Current social distancing assumed until infections minimized and containment implemented
 

abandonconflict

Well-Known Member
The doubling you project is without lockdown
That's incorrect and the graph you posted lacks context and is generally a horrible stat which is not actually used in any model with any value. They don't track deaths to say a logarithmic curve is flattening. That's never been the way it was supposed to work. From the beginning, the curve was always argued to be new cases per day. In Italy, total cases increased 17-fold during the lockdown and the doubling rate never appreciably changed until around the time they actually lifted the lockdown. That's not to say lifting the lockdown caused the flattening. It's more complex than that, but I'm going to bed and I would very much appreciate waking up to an argument that isn't so half-assed and flippant. I know you're scientifically literate and can do better. The "flatten the curve" argument has always been based on a logarithmic graph of new cases per day. You should know that since you defend it so vigorously.
 

Fogdog

Well-Known Member
That's incorrect and the graph you posted lacks context and is generally a horrible stat which is not actually used in any model with any value. They don't track deaths to say a logarithmic curve is flattening. That's never been the way it was supposed to work. From the beginning, the curve was always argued to be new cases per day. In Italy, total cases increased 17-fold during the lockdown and the doubling rate never appreciably changed until around the time they actually lifted the lockdown. That's not to say lifting the lockdown caused the flattening. It's more complex than that, but I'm going to bed and I would very much appreciate waking up to an argument that isn't so half-assed and flippant. I know you're scientifically literate and can do better. The "flatten the curve" argument has always been based on a logarithmic graph of new cases per day. You should know that since you defend it so vigorously.
The data are correct. The rate of deaths is decreasing in hot spots. The CDC model is tracking with the data quite nicely.

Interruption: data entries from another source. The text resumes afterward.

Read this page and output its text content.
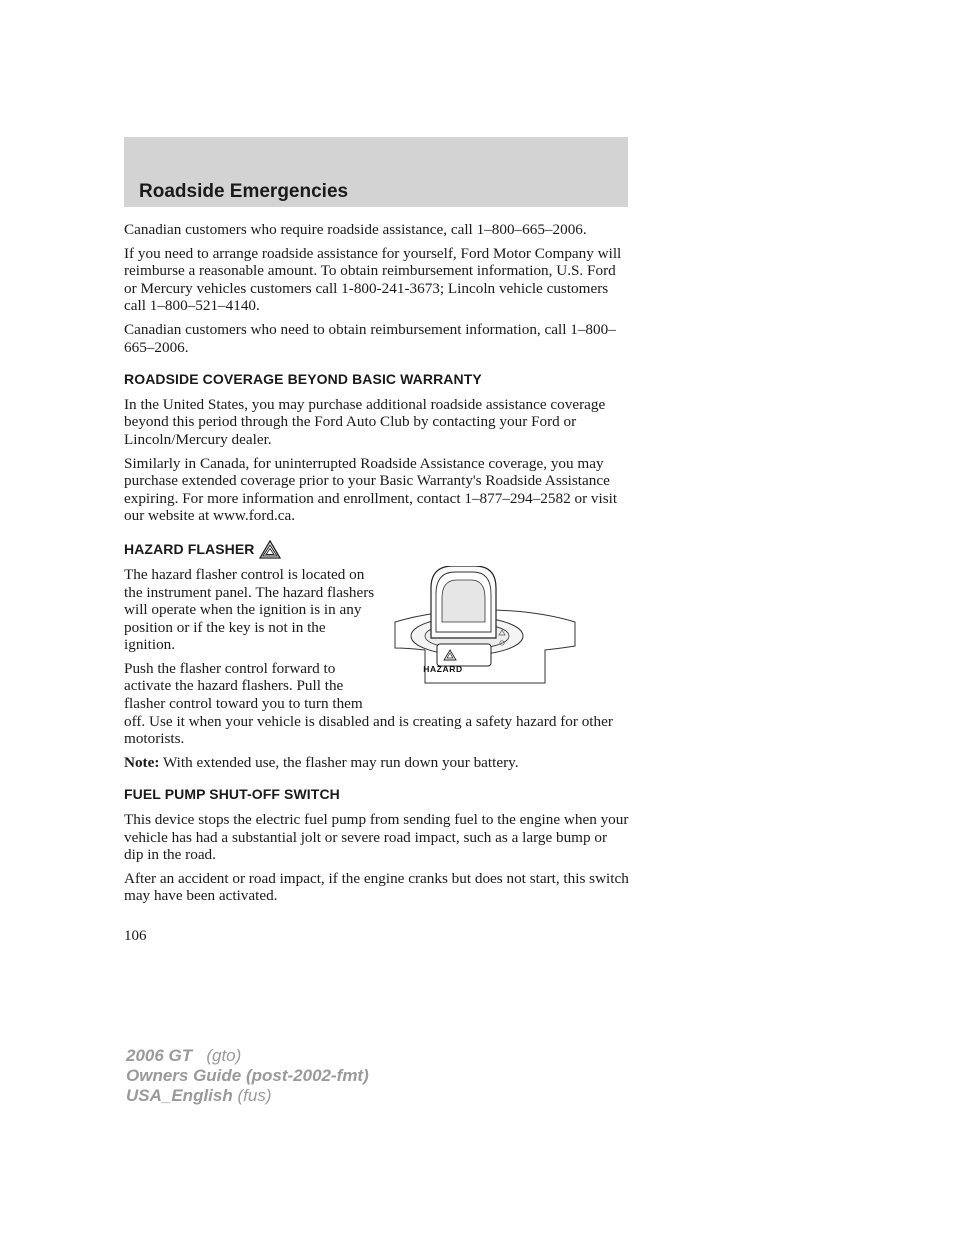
Roadside Emergencies

Canadian customers who require roadside assistance, call 1–800–665–2006.

If you need to arrange roadside assistance for yourself, Ford Motor Company will reimburse a reasonable amount. To obtain reimbursement information, U.S. Ford or Mercury vehicles customers call 1-800-241-3673; Lincoln vehicle customers call 1–800–521–4140.

Canadian customers who need to obtain reimbursement information, call 1–800–665–2006.

ROADSIDE COVERAGE BEYOND BASIC WARRANTY

In the United States, you may purchase additional roadside assistance coverage beyond this period through the Ford Auto Club by contacting your Ford or Lincoln/Mercury dealer.

Similarly in Canada, for uninterrupted Roadside Assistance coverage, you may purchase extended coverage prior to your Basic Warranty's Roadside Assistance expiring. For more information and enrollment, contact 1–877–294–2582 or visit our website at www.ford.ca.

HAZARD FLASHER
HAZARD

The hazard flasher control is located on the instrument panel. The hazard flashers will operate when the ignition is in any position or if the key is not in the ignition.

Push the flasher control forward to activate the hazard flashers. Pull the flasher control toward you to turn them off. Use it when your vehicle is disabled and is creating a safety hazard for other motorists.

Note: With extended use, the flasher may run down your battery.

FUEL PUMP SHUT-OFF SWITCH

This device stops the electric fuel pump from sending fuel to the engine when your vehicle has had a substantial jolt or severe road impact, such as a large bump or dip in the road.

After an accident or road impact, if the engine cranks but does not start, this switch may have been activated.

106
2006 GT (gto)
Owners Guide (post-2002-fmt)
USA_English (fus)
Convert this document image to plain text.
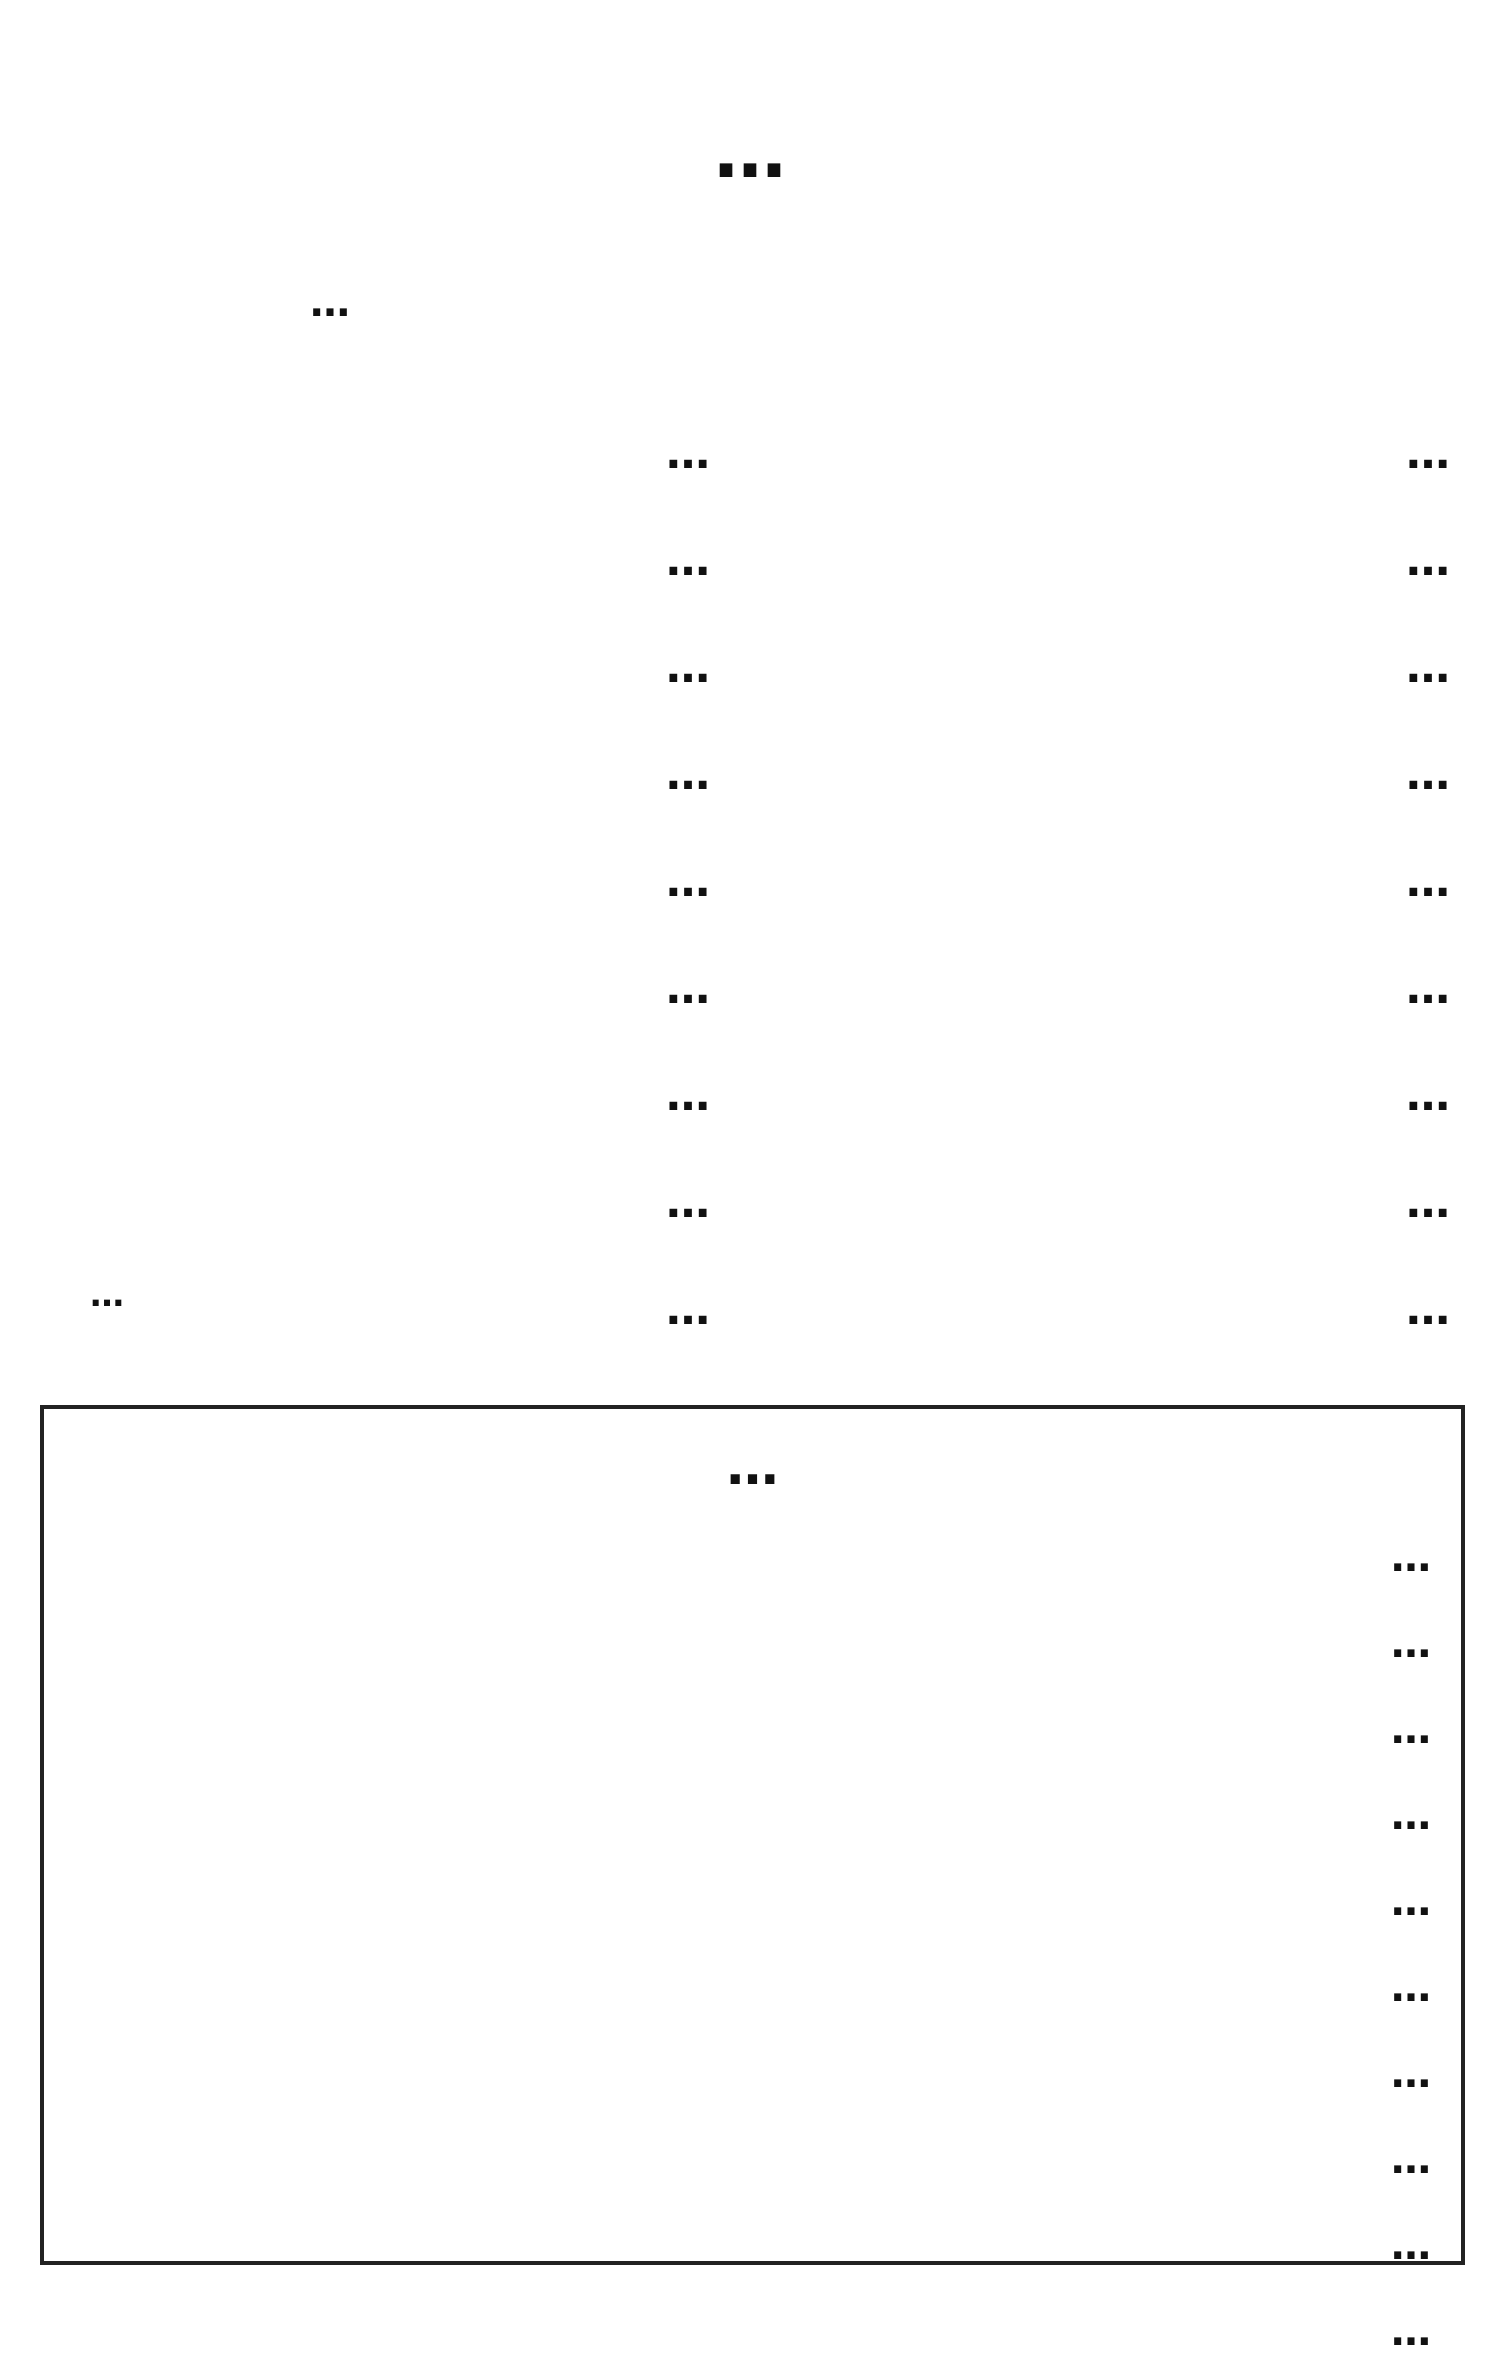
…
…
…
…
…
…
…
…
…
…
…
…
…
…
…
…
…
…
…
…
…
…
…
…
…
…
…
…
…
…
…
…
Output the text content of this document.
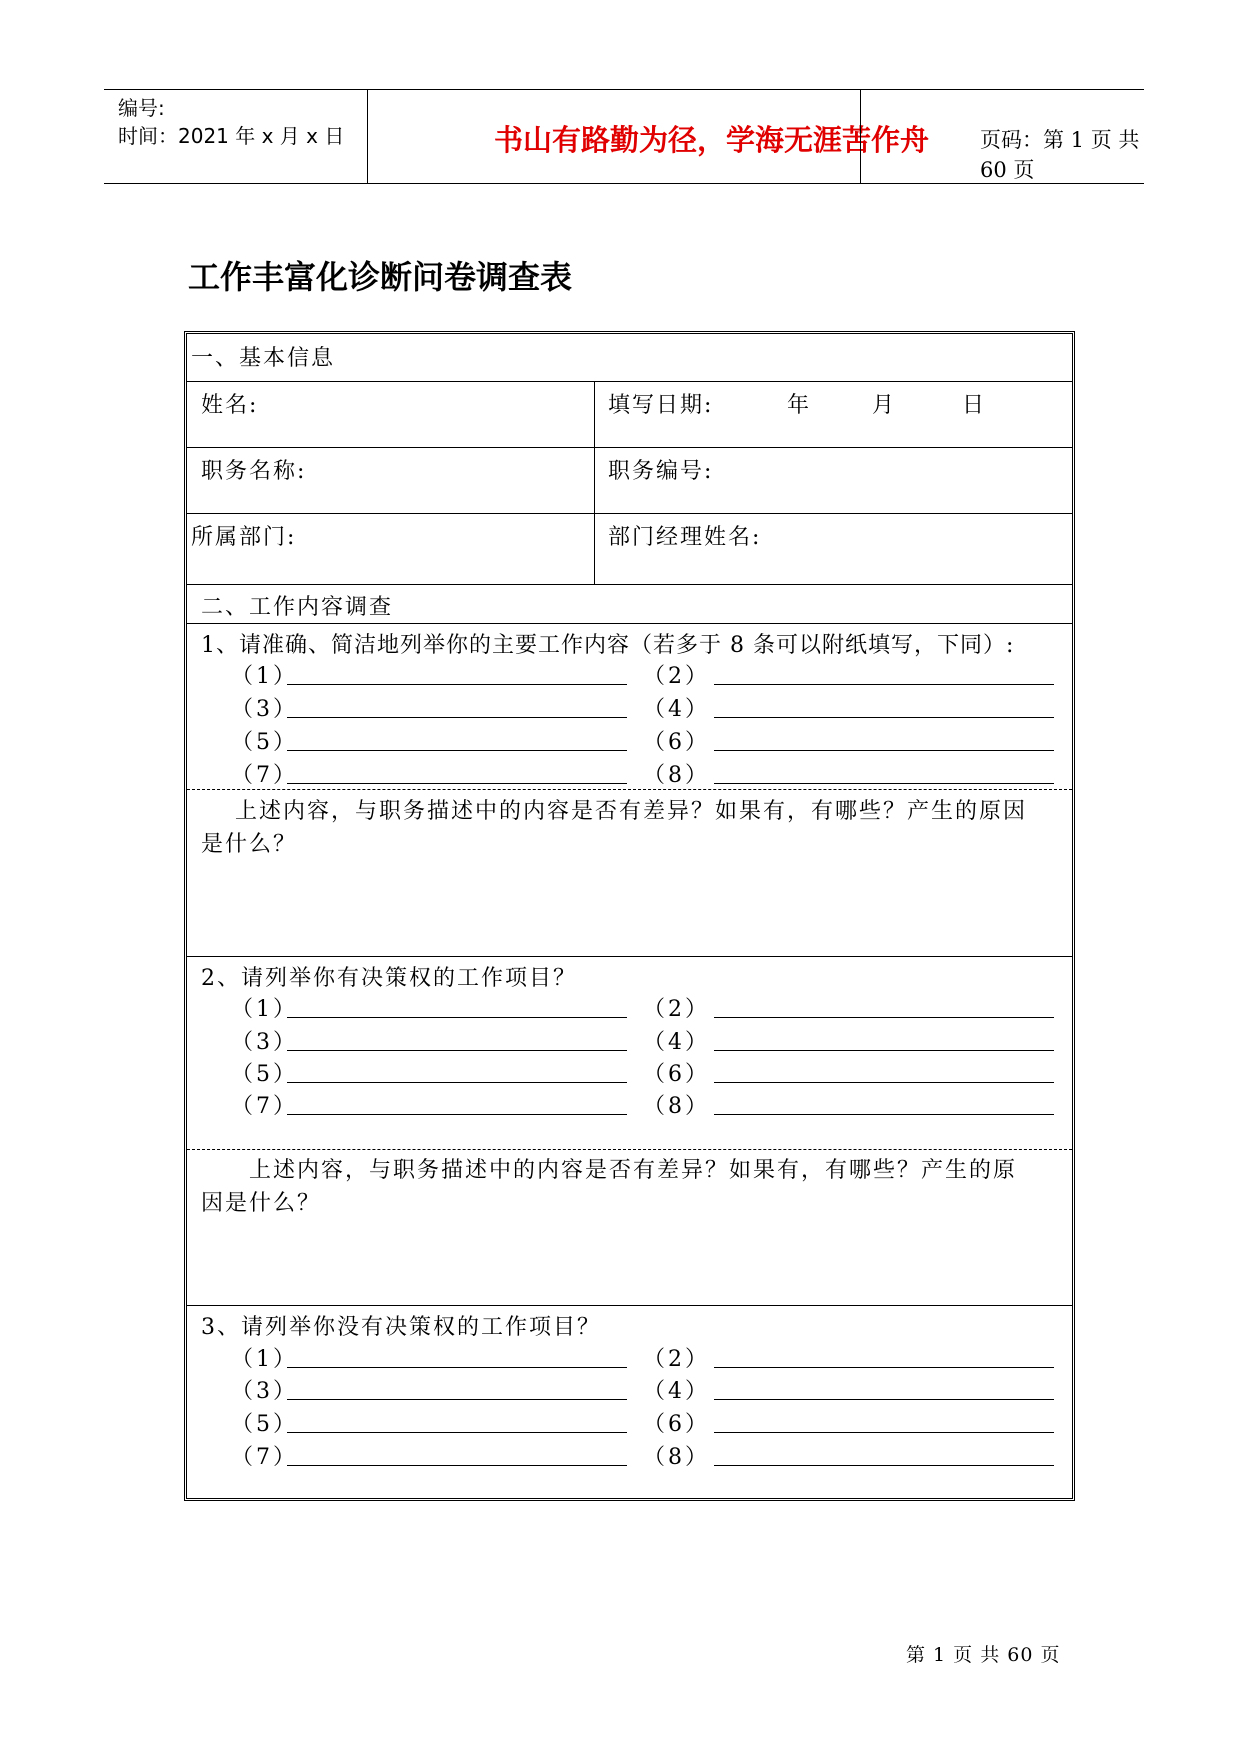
编号:
时间：2021 年 x 月 x 日	书山有路勤为径，学海无涯苦作舟	页码：第 1 页 共 60 页
工作丰富化诊断问卷调查表
一、基本信息
姓名:	填写日期:	年	月	日
职务名称:	职务编号:
所属部门:	部门经理姓名:
二、工作内容调查
1、请准确、简洁地列举你的主要工作内容（若多于 8 条可以附纸填写，下同）:
（1）	（2）
（3）	（4）
（5）	（6）
（7）	（8）
上述内容，与职务描述中的内容是否有差异？如果有，有哪些？产生的原因
是什么？
2、请列举你有决策权的工作项目？
（1）	（2）
（3）	（4）
（5）	（6）
（7）	（8）
上述内容，与职务描述中的内容是否有差异？如果有，有哪些？产生的原
因是什么？
3、请列举你没有决策权的工作项目？
（1）	（2）
（3）	（4）
（5）	（6）
（7）	（8）
第 1 页 共 60 页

Who says "It was always supposed to be new cases per day"? That statistic has been unreliable from the beginning up to the present because it is completely dependent on the availability of tests, which are still too constrained and the willingness of the government to publish accurate data. Even the "deaths per day" metric isn't great but is better than the alternative cases per day. But even that metric shows a decline.

It is a fact that if people don't come into contact with an infected people, they aren't infected. That is irrefutable. The people dying today were infected weeks ago. Since then, we greatly cut the chances of new infections through social distancing, staying at home and shutting down gathering places We are just days past the projected peak of deaths per day and the data shows an inflection downward in deaths per day. It's going to be a week or two before the rates drop sharply. Within three or four weeks, the number dying in the US per day will be in the single digits. Even so, we need implement a system of wide spread testing, contact tracing and isolating infected people before we can open up our economy and end the very effective lockdown.
 

Fogdog

Well-Known Member
cdc model vs actual on April 19

US data:

CDC model projected deaths per day: 2159 people
Actual deaths on April 19: 1539 people

CDC model projected total number dead: 37.056
Actual total dead: 40,553

The CDC model is based on the assumption:

Current social distancing assumed until infections minimized and containment implemented

Lockdown is working. The model is holding up. I'm sorry you can't have your cheeseburger just yet.